If this was not true, then the party would not shy away from taking on Gujarat chief minister Narendra Modi for his government’s inaction/tacit support for what happened over a decade back. Instead, the party is worried that an onslaught on Modi would inevitably result in a polarisation of the electorate which would only help the Gujarat CM. The Congress party’s reservations on this account are spot on, as in 2007, Sonia Gandhi’s maut ka saudagar remark helped Modi who capitalised on it to the fullest. But for a party which claims to be the guardian of secularism, does this not epitomise political opportunism?

The Congress party’s Gujarat campaign is not the only example of its disingenuous secularism. Another strong example of the above point is its inability to punish any of the perpetrators of the 1984 anti-Sikh pogrom, which the prime minister himself has dubbed as shameful and as a ‘negation of nationhood’ in 2005, during the discussions on the Nanavati Commission Report in Parliament.

It should be mentioned here, that only recently while TV channels were engaged in debates, last month, about whether or not militancy would raise its head in Punjab, one story which was glossed over was the recommendation by the Delhi government to pardon Kishori Lal, who was convicted for the murder of seven Sikhs during the 1984 pogrom.  

While Kishori Lal was awarded the death sentence thrice by trial courts, and on each occasion, it was converted to life imprisonment by the Supreme Court. What is shameful is that the New Delhi government has been trying hard to protect him.

The Shiela Dixit government condoned his life imprisonment in one case earlier and this time went ahead by condoning it in two other cases. Support provided to such individuals is unfortunate, because Singh’s apology to the nation, in 2005, came as a breath of fresh air, not just because it assuaged the feelings of the community in general and the victims in particular, but because it sent a message that the party genuinely empathised with the victims of the 1984 pogroms. The prime minister’s apology also gave the party a moral edge over the BJP, which has always tried to free itself from the taint of 2002 by referring to 1984.

Unfortunately, Singh’s desire to apply a balm on the wounds of the Sikh community has not found resonance with sections of the party.

There is no other explanation for letting of Kishori Lal and not showing more urgency in bringing the culprits of the 1984 riots to book. Nothing for example, stops the setting up of a Supreme Court-led Special Investigation Team (SIT) as has been recently suggested by H S Phoolka, a senior lawyer who has been fighting cases for riot victims. But the Congress party naturally seems to have other ideas, since the setting up of an SIT may actually put individuals like Jagdish Tytler, close to the first family, in the dock.

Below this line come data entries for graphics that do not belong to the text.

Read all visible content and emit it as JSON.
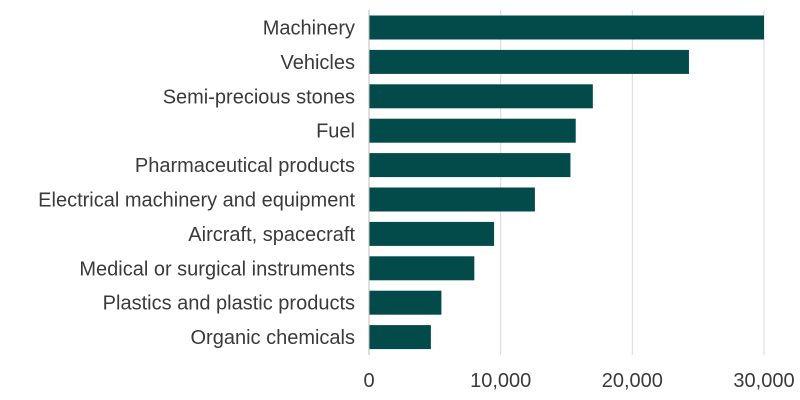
{
  "chart_data": {
    "type": "bar",
    "orientation": "horizontal",
    "title": "",
    "xlabel": "",
    "ylabel": "",
    "categories": [
      "Machinery",
      "Vehicles",
      "Semi-precious stones",
      "Fuel",
      "Pharmaceutical products",
      "Electrical machinery and equipment",
      "Aircraft, spacecraft",
      "Medical or surgical instruments",
      "Plastics and plastic products",
      "Organic chemicals"
    ],
    "values": [
      30000,
      24300,
      17000,
      15700,
      15300,
      12600,
      9500,
      8000,
      5500,
      4700
    ],
    "xlim": [
      0,
      32000
    ],
    "xticks": [
      0,
      10000,
      20000,
      30000
    ],
    "xtick_labels": [
      "0",
      "10,000",
      "20,000",
      "30,000"
    ],
    "grid": true,
    "legend": "none",
    "bar_color": "#024b4a"
  }
}
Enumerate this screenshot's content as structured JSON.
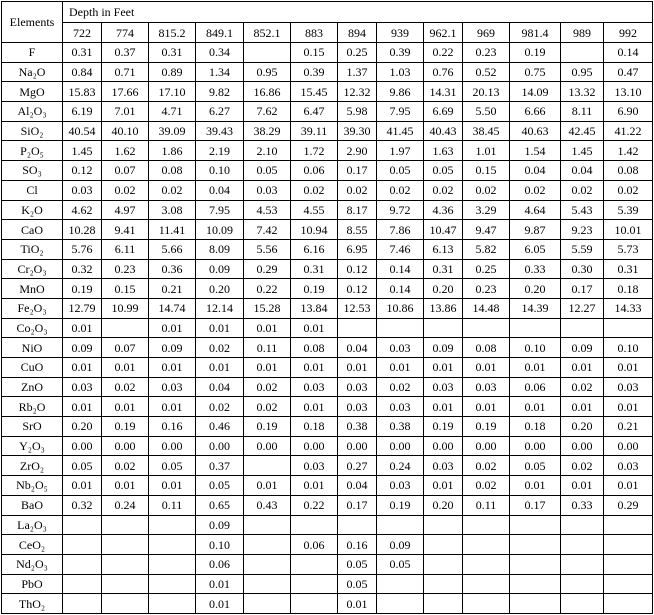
{
  "header": {
    "elements_label": "Elements",
    "depth_label": "Depth in Feet",
    "depths": [
      "722",
      "774",
      "815.2",
      "849.1",
      "852.1",
      "883",
      "894",
      "939",
      "962.1",
      "969",
      "981.4",
      "989",
      "992"
    ]
  },
  "rows": [
    {
      "element": "F",
      "values": [
        "0.31",
        "0.37",
        "0.31",
        "0.34",
        "",
        "0.15",
        "0.25",
        "0.39",
        "0.22",
        "0.23",
        "0.19",
        "",
        "0.14"
      ]
    },
    {
      "element": "Na₂O",
      "values": [
        "0.84",
        "0.71",
        "0.89",
        "1.34",
        "0.95",
        "0.39",
        "1.37",
        "1.03",
        "0.76",
        "0.52",
        "0.75",
        "0.95",
        "0.47"
      ]
    },
    {
      "element": "MgO",
      "values": [
        "15.83",
        "17.66",
        "17.10",
        "9.82",
        "16.86",
        "15.45",
        "12.32",
        "9.86",
        "14.31",
        "20.13",
        "14.09",
        "13.32",
        "13.10"
      ]
    },
    {
      "element": "Al₂O₃",
      "values": [
        "6.19",
        "7.01",
        "4.71",
        "6.27",
        "7.62",
        "6.47",
        "5.98",
        "7.95",
        "6.69",
        "5.50",
        "6.66",
        "8.11",
        "6.90"
      ]
    },
    {
      "element": "SiO₂",
      "values": [
        "40.54",
        "40.10",
        "39.09",
        "39.43",
        "38.29",
        "39.11",
        "39.30",
        "41.45",
        "40.43",
        "38.45",
        "40.63",
        "42.45",
        "41.22"
      ]
    },
    {
      "element": "P₂O₅",
      "values": [
        "1.45",
        "1.62",
        "1.86",
        "2.19",
        "2.10",
        "1.72",
        "2.90",
        "1.97",
        "1.63",
        "1.01",
        "1.54",
        "1.45",
        "1.42"
      ]
    },
    {
      "element": "SO₃",
      "values": [
        "0.12",
        "0.07",
        "0.08",
        "0.10",
        "0.05",
        "0.06",
        "0.17",
        "0.05",
        "0.05",
        "0.15",
        "0.04",
        "0.04",
        "0.08"
      ]
    },
    {
      "element": "Cl",
      "values": [
        "0.03",
        "0.02",
        "0.02",
        "0.04",
        "0.03",
        "0.02",
        "0.02",
        "0.02",
        "0.02",
        "0.02",
        "0.02",
        "0.02",
        "0.02"
      ]
    },
    {
      "element": "K₂O",
      "values": [
        "4.62",
        "4.97",
        "3.08",
        "7.95",
        "4.53",
        "4.55",
        "8.17",
        "9.72",
        "4.36",
        "3.29",
        "4.64",
        "5.43",
        "5.39"
      ]
    },
    {
      "element": "CaO",
      "values": [
        "10.28",
        "9.41",
        "11.41",
        "10.09",
        "7.42",
        "10.94",
        "8.55",
        "7.86",
        "10.47",
        "9.47",
        "9.87",
        "9.23",
        "10.01"
      ]
    },
    {
      "element": "TiO₂",
      "values": [
        "5.76",
        "6.11",
        "5.66",
        "8.09",
        "5.56",
        "6.16",
        "6.95",
        "7.46",
        "6.13",
        "5.82",
        "6.05",
        "5.59",
        "5.73"
      ]
    },
    {
      "element": "Cr₂O₃",
      "values": [
        "0.32",
        "0.23",
        "0.36",
        "0.09",
        "0.29",
        "0.31",
        "0.12",
        "0.14",
        "0.31",
        "0.25",
        "0.33",
        "0.30",
        "0.31"
      ]
    },
    {
      "element": "MnO",
      "values": [
        "0.19",
        "0.15",
        "0.21",
        "0.20",
        "0.22",
        "0.19",
        "0.12",
        "0.14",
        "0.20",
        "0.23",
        "0.20",
        "0.17",
        "0.18"
      ]
    },
    {
      "element": "Fe₂O₃",
      "values": [
        "12.79",
        "10.99",
        "14.74",
        "12.14",
        "15.28",
        "13.84",
        "12.53",
        "10.86",
        "13.86",
        "14.48",
        "14.39",
        "12.27",
        "14.33"
      ]
    },
    {
      "element": "Co₂O₃",
      "values": [
        "0.01",
        "",
        "0.01",
        "0.01",
        "0.01",
        "0.01",
        "",
        "",
        "",
        "",
        "",
        "",
        ""
      ]
    },
    {
      "element": "NiO",
      "values": [
        "0.09",
        "0.07",
        "0.09",
        "0.02",
        "0.11",
        "0.08",
        "0.04",
        "0.03",
        "0.09",
        "0.08",
        "0.10",
        "0.09",
        "0.10"
      ]
    },
    {
      "element": "CuO",
      "values": [
        "0.01",
        "0.01",
        "0.01",
        "0.01",
        "0.01",
        "0.01",
        "0.01",
        "0.01",
        "0.01",
        "0.01",
        "0.01",
        "0.01",
        "0.01"
      ]
    },
    {
      "element": "ZnO",
      "values": [
        "0.03",
        "0.02",
        "0.03",
        "0.04",
        "0.02",
        "0.03",
        "0.03",
        "0.02",
        "0.03",
        "0.03",
        "0.06",
        "0.02",
        "0.03"
      ]
    },
    {
      "element": "Rb₂O",
      "values": [
        "0.01",
        "0.01",
        "0.01",
        "0.02",
        "0.02",
        "0.01",
        "0.03",
        "0.03",
        "0.01",
        "0.01",
        "0.01",
        "0.01",
        "0.01"
      ]
    },
    {
      "element": "SrO",
      "values": [
        "0.20",
        "0.19",
        "0.16",
        "0.46",
        "0.19",
        "0.18",
        "0.38",
        "0.38",
        "0.19",
        "0.19",
        "0.18",
        "0.20",
        "0.21"
      ]
    },
    {
      "element": "Y₂O₃",
      "values": [
        "0.00",
        "0.00",
        "0.00",
        "0.00",
        "0.00",
        "0.00",
        "0.00",
        "0.00",
        "0.00",
        "0.00",
        "0.00",
        "0.00",
        "0.00"
      ]
    },
    {
      "element": "ZrO₂",
      "values": [
        "0.05",
        "0.02",
        "0.05",
        "0.37",
        "",
        "0.03",
        "0.27",
        "0.24",
        "0.03",
        "0.02",
        "0.05",
        "0.02",
        "0.03"
      ]
    },
    {
      "element": "Nb₂O₅",
      "values": [
        "0.01",
        "0.01",
        "0.01",
        "0.05",
        "0.01",
        "0.01",
        "0.04",
        "0.03",
        "0.01",
        "0.02",
        "0.01",
        "0.01",
        "0.01"
      ]
    },
    {
      "element": "BaO",
      "values": [
        "0.32",
        "0.24",
        "0.11",
        "0.65",
        "0.43",
        "0.22",
        "0.17",
        "0.19",
        "0.20",
        "0.11",
        "0.17",
        "0.33",
        "0.29"
      ]
    },
    {
      "element": "La₂O₃",
      "values": [
        "",
        "",
        "",
        "0.09",
        "",
        "",
        "",
        "",
        "",
        "",
        "",
        "",
        ""
      ]
    },
    {
      "element": "CeO₂",
      "values": [
        "",
        "",
        "",
        "0.10",
        "",
        "0.06",
        "0.16",
        "0.09",
        "",
        "",
        "",
        "",
        ""
      ]
    },
    {
      "element": "Nd₂O₃",
      "values": [
        "",
        "",
        "",
        "0.06",
        "",
        "",
        "0.05",
        "0.05",
        "",
        "",
        "",
        "",
        ""
      ]
    },
    {
      "element": "PbO",
      "values": [
        "",
        "",
        "",
        "0.01",
        "",
        "",
        "0.05",
        "",
        "",
        "",
        "",
        "",
        ""
      ]
    },
    {
      "element": "ThO₂",
      "values": [
        "",
        "",
        "",
        "0.01",
        "",
        "",
        "0.01",
        "",
        "",
        "",
        "",
        "",
        ""
      ]
    }
  ]
}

The Indian prime minister has been able to convince the party on issues such as the Indo-US Nuclear deal and more recently economic reforms. In doing so, he has had to cross swords with sections of the party which have still not come to terms with a post cold war era. It is time, that the PM also took a firm stand on pushing for justice for the victims of 1984 something he had promised seven years ago. Such a step would ensure that never again will the country have to witness such a heinous carnage.